かつての芸能界において、毒舌は男の役目だった。1970年代あたりまでは、ラジオなどでも女性のパーソナリティーは癒し系やお色気系と決まっていたものだ。

 しかし『毒舌第1世代』ともいうべき、のちに世の中を席巻する女性たちのエネルギーはマグマのように煮えたぎっていた。

 上沼恵美子は姉との漫才コンビ『海原千里・万里』として頭角を現し、和田アキ子は『うわさのチャンネル!!』、泉ピン子は『ウィークエンダー』(ともに日本テレビ系)でそれぞれバラエティータレントとしての異能を発揮。デヴィ夫人が帰国してヌードを披露したかと思えば、野村沙知代さんはダブル不倫からの略奪婚で勇名を馳せていた。

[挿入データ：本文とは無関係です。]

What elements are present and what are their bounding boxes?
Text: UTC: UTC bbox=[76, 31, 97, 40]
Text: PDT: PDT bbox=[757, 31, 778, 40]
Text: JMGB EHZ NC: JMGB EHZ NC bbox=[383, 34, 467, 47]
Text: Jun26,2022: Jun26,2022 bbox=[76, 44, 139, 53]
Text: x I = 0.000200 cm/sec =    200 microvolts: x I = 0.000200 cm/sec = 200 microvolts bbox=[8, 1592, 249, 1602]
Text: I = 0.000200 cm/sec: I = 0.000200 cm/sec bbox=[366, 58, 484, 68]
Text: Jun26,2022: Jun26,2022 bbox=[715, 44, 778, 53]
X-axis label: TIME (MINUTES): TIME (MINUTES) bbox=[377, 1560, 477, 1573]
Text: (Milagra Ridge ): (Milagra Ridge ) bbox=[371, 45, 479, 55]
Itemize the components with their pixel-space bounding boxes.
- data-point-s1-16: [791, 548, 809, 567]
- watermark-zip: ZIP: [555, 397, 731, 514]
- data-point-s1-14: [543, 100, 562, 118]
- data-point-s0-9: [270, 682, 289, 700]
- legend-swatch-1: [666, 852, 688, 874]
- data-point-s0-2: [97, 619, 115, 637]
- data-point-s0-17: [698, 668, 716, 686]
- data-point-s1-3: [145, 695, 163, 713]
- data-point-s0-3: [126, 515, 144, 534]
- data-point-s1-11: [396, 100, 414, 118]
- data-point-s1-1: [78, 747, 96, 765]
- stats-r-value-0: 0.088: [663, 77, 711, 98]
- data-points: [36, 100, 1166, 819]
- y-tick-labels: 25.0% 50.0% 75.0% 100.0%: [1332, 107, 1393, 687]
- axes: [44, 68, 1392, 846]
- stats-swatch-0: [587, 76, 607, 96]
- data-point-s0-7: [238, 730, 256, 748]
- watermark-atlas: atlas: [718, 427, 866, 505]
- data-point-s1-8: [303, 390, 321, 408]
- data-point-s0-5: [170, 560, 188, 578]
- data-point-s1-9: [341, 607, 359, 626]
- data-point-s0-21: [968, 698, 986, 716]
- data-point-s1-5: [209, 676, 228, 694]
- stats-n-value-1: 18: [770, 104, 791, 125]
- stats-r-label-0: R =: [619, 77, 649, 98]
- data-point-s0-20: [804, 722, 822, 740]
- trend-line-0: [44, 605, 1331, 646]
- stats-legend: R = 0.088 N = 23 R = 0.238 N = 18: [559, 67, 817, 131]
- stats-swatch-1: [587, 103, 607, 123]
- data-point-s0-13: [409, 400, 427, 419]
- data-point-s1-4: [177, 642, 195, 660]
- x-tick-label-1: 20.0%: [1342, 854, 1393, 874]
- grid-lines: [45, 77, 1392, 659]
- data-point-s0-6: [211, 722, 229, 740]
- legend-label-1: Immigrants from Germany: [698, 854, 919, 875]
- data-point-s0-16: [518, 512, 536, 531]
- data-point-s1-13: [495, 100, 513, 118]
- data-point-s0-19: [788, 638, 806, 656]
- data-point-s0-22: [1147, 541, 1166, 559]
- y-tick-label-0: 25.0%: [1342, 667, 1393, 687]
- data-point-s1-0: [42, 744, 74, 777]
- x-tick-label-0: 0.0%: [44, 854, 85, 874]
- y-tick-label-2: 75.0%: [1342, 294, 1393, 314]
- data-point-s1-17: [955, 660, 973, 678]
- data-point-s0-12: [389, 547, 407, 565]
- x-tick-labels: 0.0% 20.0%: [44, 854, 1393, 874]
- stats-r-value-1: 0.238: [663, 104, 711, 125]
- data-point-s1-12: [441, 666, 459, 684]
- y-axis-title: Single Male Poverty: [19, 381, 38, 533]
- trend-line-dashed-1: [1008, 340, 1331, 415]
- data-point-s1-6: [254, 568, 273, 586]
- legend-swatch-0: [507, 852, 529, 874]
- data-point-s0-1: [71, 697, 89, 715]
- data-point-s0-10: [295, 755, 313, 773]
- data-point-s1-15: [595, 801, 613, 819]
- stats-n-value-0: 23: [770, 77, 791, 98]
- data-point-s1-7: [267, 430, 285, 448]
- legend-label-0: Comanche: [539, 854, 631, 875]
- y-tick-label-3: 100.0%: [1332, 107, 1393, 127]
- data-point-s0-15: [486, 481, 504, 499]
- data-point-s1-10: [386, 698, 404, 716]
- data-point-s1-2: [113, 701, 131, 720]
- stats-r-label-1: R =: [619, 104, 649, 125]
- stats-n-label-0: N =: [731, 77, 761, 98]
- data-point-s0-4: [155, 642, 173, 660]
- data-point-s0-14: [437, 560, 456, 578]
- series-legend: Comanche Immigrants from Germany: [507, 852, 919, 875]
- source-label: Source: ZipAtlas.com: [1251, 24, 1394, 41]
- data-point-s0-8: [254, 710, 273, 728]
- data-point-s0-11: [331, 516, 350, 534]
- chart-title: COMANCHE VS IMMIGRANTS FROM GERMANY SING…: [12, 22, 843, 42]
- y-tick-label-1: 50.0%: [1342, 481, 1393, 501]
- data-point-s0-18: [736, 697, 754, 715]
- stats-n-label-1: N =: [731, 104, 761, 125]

 彼女たちは「戦後、強くなったのは女と靴下」という社会変化をまさに象徴する世代だったのだ。

松田聖子がムカつく

 ただ、女性が毒を吐いてもいい風潮に火をつけたのはもっと若い世代である。1980年、漫才ブームのなかでひと組の漫才コンビが世に出た。『春やすこ・けいこ』だ。彼女たちは、この年にデビューして一躍スターになった松田聖子のことを「しっかし、あの子、むかつくな」とネタにすることでブレイク。そのきっかけについて、やすこはこう回想している。

「ある日『ヤングレディ』って女性誌を見てたら、芸能人の悪口だらけ(笑)。『人生幸朗・生恵幸子』さんが“ぼやき漫才”なら“悪口漫才”があってもいいだろうって」(アサ芸プラス)

 そこで、聖子の「ぶりっこ」や「うそ泣き」を面白おかしくネタにしたわけだが、本人に会った際「ネタにさしてもろうてます~」とあいさつしたところ「むしろニコニコされましたよ」と言う。この聖子のほうが怖い(笑)。そう、女性の毒舌に市民権を与えたのは、空前の漫才ブームと不世出の打たれ強いタレント・聖子の登場という奇跡のシンクロだったのだ。

 そんな漫才コンビが第2世代だとしたら、第3世代は1980年代後半に現れたバラドルたちだろう。いわば、アイドルブームゆえの供給過多状態により居場所を得られなかった人たちによる苦し紛れの生き残り策。

 その先駆者のひとり・井森美幸は世界的芸術家・岡本太郎ですら平気でいじった。

「このおっさん、アブないです」

 若くてそこそこ可愛い女性なら、大物の男性をいじっても許される、というのは今も昔も変わらないものの、それをテレビで堂々とやれるようになったのは、このあたりからなのである。

 そしてもうひとつ、ミュージシャンの本音トークというものも人気を博した。中島みゆきは深夜ラジオの『オールナイトニッポン』(ニッポン放送)で皮肉の効いたしゃべりを披露。ライバルの松任谷由実も自分のラジオ番組を持ち、独自のセンスで時代や恋愛を語った。このツートップもまた、女性が自由にトークする楽しさを世に伝えたのだ。

 とはいえ女性の毒舌はこのあと、いったん下火になる。

 バブル景気が絶頂に達し、日本人、特に若い女性は歴史上最も裕福な時代を迎えたのだ。アッシー、メッシー、ミツグ君のおかげで満ち足りていたのか、この時期、女性の毒舌はあまり聞かれず、求められてもいなかった。「金持ちケンカせず」とはこのことだろう。